A conferma dell’importanza della posta in gioco, basti pensare che Xi volò addirittura nel Gibuti per incontrare di persona l’omologo gibutiano, Ismail Omar Guelleh. Il presidente cinese promise investimenti e soldi per modernizzare il piccolo partner, in cambio dell’ingresso di quest’ultimo nella Nuova Via della Seta. In quell’occasione, la Cina ottenne il permesso per aprire una base militare in loco, tra l’altro a pochi chilometri dal distaccamento operativo degli Stati Uniti.
La base militare in Gibuti è un hub strategico per Pechino. Intanto, la vicinanza con il centro americano Camp Lemonnier, vicino all’aeroporto internazionale, consente ai cinesi di osservare le attività degli Stati Uniti in Africa. Dopo di che, la struttura offre alla Cina un punto fermo in un Continente nel quale espandere la propria influenza a discapito di Washington. La posizione geografica di Gibuti ci aiuta poi a capire perché la Cina abbia puntato così tanto su questo anonimo Stato africano. Gibuti è infatti una sorta di osservatorio speciale per controllare lo stretto di Bab-el-Mandeb, il collegamento cruciale per le navi che devono attraversare l’Oceano Indiano per entrare nel Mar Mediterraneo attraverso il Canale di Suez.

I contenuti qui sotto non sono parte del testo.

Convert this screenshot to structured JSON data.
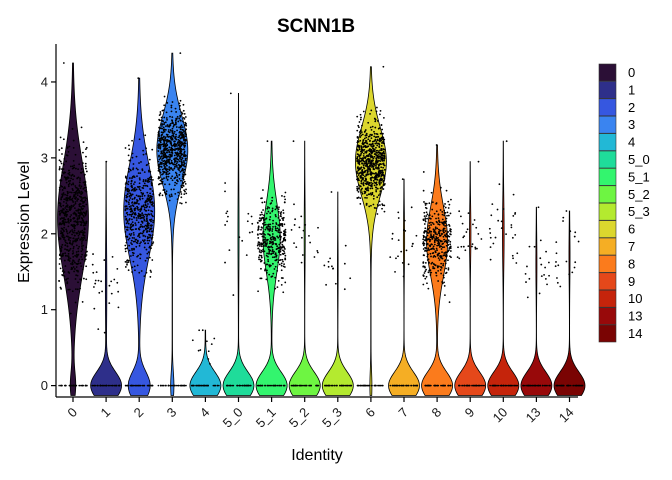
{
  "chart_data": {
    "type": "violin",
    "title": "SCNN1B",
    "xlabel": "Identity",
    "ylabel": "Expression Level",
    "ylim": [
      -0.15,
      4.5
    ],
    "yticks": [
      0,
      1,
      2,
      3,
      4
    ],
    "grid": false,
    "legend_position": "right",
    "jitter_points": true,
    "categories": [
      "0",
      "1",
      "2",
      "3",
      "4",
      "5_0",
      "5_1",
      "5_2",
      "5_3",
      "6",
      "7",
      "8",
      "9",
      "10",
      "13",
      "14"
    ],
    "colors": [
      "#2b0f36",
      "#2e2f8a",
      "#3657e0",
      "#3a84f0",
      "#22b8d6",
      "#1fdc9a",
      "#33f56e",
      "#6ef542",
      "#b4ea2f",
      "#dcd72e",
      "#f5ae24",
      "#fb7b1c",
      "#e5481a",
      "#c5240b",
      "#98090a",
      "#7a0403"
    ],
    "max_expression": [
      4.25,
      2.95,
      4.05,
      4.38,
      0.73,
      3.85,
      3.22,
      3.22,
      2.55,
      4.2,
      2.72,
      3.17,
      2.95,
      3.22,
      2.35,
      2.3
    ],
    "expressing_fraction": [
      0.92,
      0.07,
      0.72,
      0.95,
      0.02,
      0.05,
      0.5,
      0.05,
      0.03,
      0.97,
      0.06,
      0.55,
      0.07,
      0.08,
      0.05,
      0.05
    ],
    "expressing_median": [
      2.2,
      1.3,
      2.3,
      3.1,
      0.5,
      2.0,
      1.95,
      2.0,
      1.5,
      2.95,
      1.9,
      1.9,
      2.0,
      2.0,
      1.6,
      1.7
    ]
  }
}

Il costo complessivo per edificarla è stato di circa 590 milioni di dollari. Ogni anno Pechino paga al governo gibutiano un affitto pari a circa 20 milioni di dollari per i prossimi 10 anni: questi, almeno, sono stati i termini del primo accordo tra le parti. L’avamposto misura 36 ettari e ospita una pista lunga 400 metri con una torre di controllo del traffico aereo in aggiunta a un molo di 450 metri che può ospitare grandi navi, comprese navi da guerra; al momento sono presenti veicoli blindati a pattugliare la zona. Completano il quadro otto hangar per elicotteri e aerei senza equipaggio Uav, ovvero droni, da usare in operazioni locali. Il proprietario della struttura è la Commissione Militare Centrale – che fa capo direttamente al Partito Comunista Cinese – anche se a operare in loco è la Marina dell’Esercito Popolare di Liberazione.